Find a general solution of the differential equation.

$$(x+y)y' = x-y$$

## Homework Equations

$$v=x+y$$
$$y=v-x$$
$$y'=v'-1$$

## The Attempt at a Solution

So if I plug this back into the original equation;
$$v(v'-1)= x-y$$
How do I convert $$v=x+y$$ into $$x-y$$ so that I have only v's and x's? Do I have to make another substitution with x-y?

Hint:

Make the subst:

$$z = \frac{y}{x}$$
because your ode is a homogeneous equation:
$$y' = \frac{x - y}{x + y} = \frac{\frac{x - y}{x}}{\frac{x + y}{x}} = \frac{1 - y/x}{1 + y/x}$$

Treat z as a function of x.

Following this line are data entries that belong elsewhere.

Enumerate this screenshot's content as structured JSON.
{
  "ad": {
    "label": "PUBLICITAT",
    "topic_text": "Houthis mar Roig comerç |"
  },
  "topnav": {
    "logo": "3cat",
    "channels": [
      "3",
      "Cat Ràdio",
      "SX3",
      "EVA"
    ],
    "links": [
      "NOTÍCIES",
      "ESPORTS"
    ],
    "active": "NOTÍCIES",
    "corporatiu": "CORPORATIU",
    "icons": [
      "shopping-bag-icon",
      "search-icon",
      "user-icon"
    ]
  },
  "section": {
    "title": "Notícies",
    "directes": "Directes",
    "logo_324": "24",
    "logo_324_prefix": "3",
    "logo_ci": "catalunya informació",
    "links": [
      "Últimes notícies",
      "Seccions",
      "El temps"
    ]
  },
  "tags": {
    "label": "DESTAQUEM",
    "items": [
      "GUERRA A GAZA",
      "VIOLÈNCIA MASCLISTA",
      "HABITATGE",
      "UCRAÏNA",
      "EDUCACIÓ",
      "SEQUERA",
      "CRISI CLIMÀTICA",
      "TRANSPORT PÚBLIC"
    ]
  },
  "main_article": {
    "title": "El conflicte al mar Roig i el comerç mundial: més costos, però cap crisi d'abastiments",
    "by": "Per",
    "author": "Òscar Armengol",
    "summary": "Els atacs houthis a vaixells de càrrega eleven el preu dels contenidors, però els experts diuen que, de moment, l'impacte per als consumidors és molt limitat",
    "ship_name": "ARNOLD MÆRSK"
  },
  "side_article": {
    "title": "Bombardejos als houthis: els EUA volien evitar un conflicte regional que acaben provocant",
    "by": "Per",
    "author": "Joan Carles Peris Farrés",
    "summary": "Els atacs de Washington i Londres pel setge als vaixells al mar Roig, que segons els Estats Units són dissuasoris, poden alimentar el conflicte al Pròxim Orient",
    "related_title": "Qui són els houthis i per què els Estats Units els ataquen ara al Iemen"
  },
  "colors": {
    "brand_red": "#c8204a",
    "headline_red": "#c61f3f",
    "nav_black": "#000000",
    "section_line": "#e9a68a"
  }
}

Exprss y in terms of x and z. Find the derivative w.r.t. x by using the chain rule. What do you get?

So it would be;

$$y=zx$$
$$y'= z+xz'$$
$$z+xz' =\frac {1-z}{1+z}$$

How do I isolate the z's and x's in order to integrate?

simplify:
$$\frac{1 - z}{1 + z} - z$$
You will get an ODE with separated variables x and z.